AL - O requerente sabia que os sócios-gerentes BB e CC se propunham aumentar os seus salários, o que foi falado numa reunião ocorrida, em outubro de 2023, no escritório da sociedade requerida e onde estiveram presentes os seus três sócios-gerentes.

AN - Na Assembleia Geral em causa foi ratificado o aumento do montante da remuneração dos sócios-gerentes BB e CC.

AQ - Da ata da respetiva assembleia ficou a constar que a intenção dos sócios-gerentes BB e CC em deliberar sobre o aumento da respetiva remuneração e a distribuição de uma gratificação extraordinária para eles, e também extensiva aos colaboradores, foi o de reconhecer o esforço que por eles tem vindo a ser feito no sentido de que o sucesso da empresa fosse uma realidade nos anos em que se implementou o projeto Portugal 2020.

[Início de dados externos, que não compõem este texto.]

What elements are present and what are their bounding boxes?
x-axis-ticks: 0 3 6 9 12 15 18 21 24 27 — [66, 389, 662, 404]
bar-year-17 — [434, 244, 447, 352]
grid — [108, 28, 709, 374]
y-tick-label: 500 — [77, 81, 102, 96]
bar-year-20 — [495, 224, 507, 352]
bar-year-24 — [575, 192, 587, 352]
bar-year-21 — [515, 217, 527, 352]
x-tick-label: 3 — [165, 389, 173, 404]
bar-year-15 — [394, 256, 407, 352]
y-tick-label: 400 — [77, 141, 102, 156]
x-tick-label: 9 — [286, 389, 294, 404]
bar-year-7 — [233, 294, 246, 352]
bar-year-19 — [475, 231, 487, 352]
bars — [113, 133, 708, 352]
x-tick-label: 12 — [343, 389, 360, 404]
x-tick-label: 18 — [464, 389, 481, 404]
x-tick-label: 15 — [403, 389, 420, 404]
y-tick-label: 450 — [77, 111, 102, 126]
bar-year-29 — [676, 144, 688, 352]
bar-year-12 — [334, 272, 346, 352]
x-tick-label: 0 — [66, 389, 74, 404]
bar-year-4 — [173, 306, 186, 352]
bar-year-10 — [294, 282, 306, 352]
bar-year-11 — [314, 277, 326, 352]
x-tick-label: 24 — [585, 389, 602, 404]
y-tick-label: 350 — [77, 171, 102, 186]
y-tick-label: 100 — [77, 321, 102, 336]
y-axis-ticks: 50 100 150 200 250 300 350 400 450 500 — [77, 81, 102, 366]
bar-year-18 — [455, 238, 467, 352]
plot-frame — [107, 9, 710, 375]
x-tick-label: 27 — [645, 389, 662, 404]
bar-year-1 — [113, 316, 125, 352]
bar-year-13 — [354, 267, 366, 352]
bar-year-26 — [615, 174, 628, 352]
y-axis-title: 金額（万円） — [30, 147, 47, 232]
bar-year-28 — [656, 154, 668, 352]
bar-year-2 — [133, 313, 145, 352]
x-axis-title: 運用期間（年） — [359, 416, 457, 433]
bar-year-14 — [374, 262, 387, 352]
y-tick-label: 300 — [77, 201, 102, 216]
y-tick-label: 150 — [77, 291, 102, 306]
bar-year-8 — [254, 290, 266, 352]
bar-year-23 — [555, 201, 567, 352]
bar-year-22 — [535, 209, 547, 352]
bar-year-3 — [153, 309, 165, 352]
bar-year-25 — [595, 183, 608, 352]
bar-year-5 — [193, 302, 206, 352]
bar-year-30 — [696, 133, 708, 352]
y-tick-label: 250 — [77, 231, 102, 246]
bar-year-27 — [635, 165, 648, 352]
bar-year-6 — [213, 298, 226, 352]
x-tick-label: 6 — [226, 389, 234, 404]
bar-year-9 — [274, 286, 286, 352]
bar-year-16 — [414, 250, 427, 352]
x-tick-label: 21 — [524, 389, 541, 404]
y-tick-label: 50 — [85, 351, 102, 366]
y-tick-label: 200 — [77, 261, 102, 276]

AS - Da ata da respetiva assembleia consta que a sócia-gerente BB justificou a atribuição das gratificações, referindo nesse sentido a mais-valia que a implementação do projeto de investimento - que muito custou à vida particular dos sócios-gerentes BB, CC e à respetiva família - trouxe à sociedade requerida, concretizando-se num acréscimo direto de valor na ordem dos 984.000,00€.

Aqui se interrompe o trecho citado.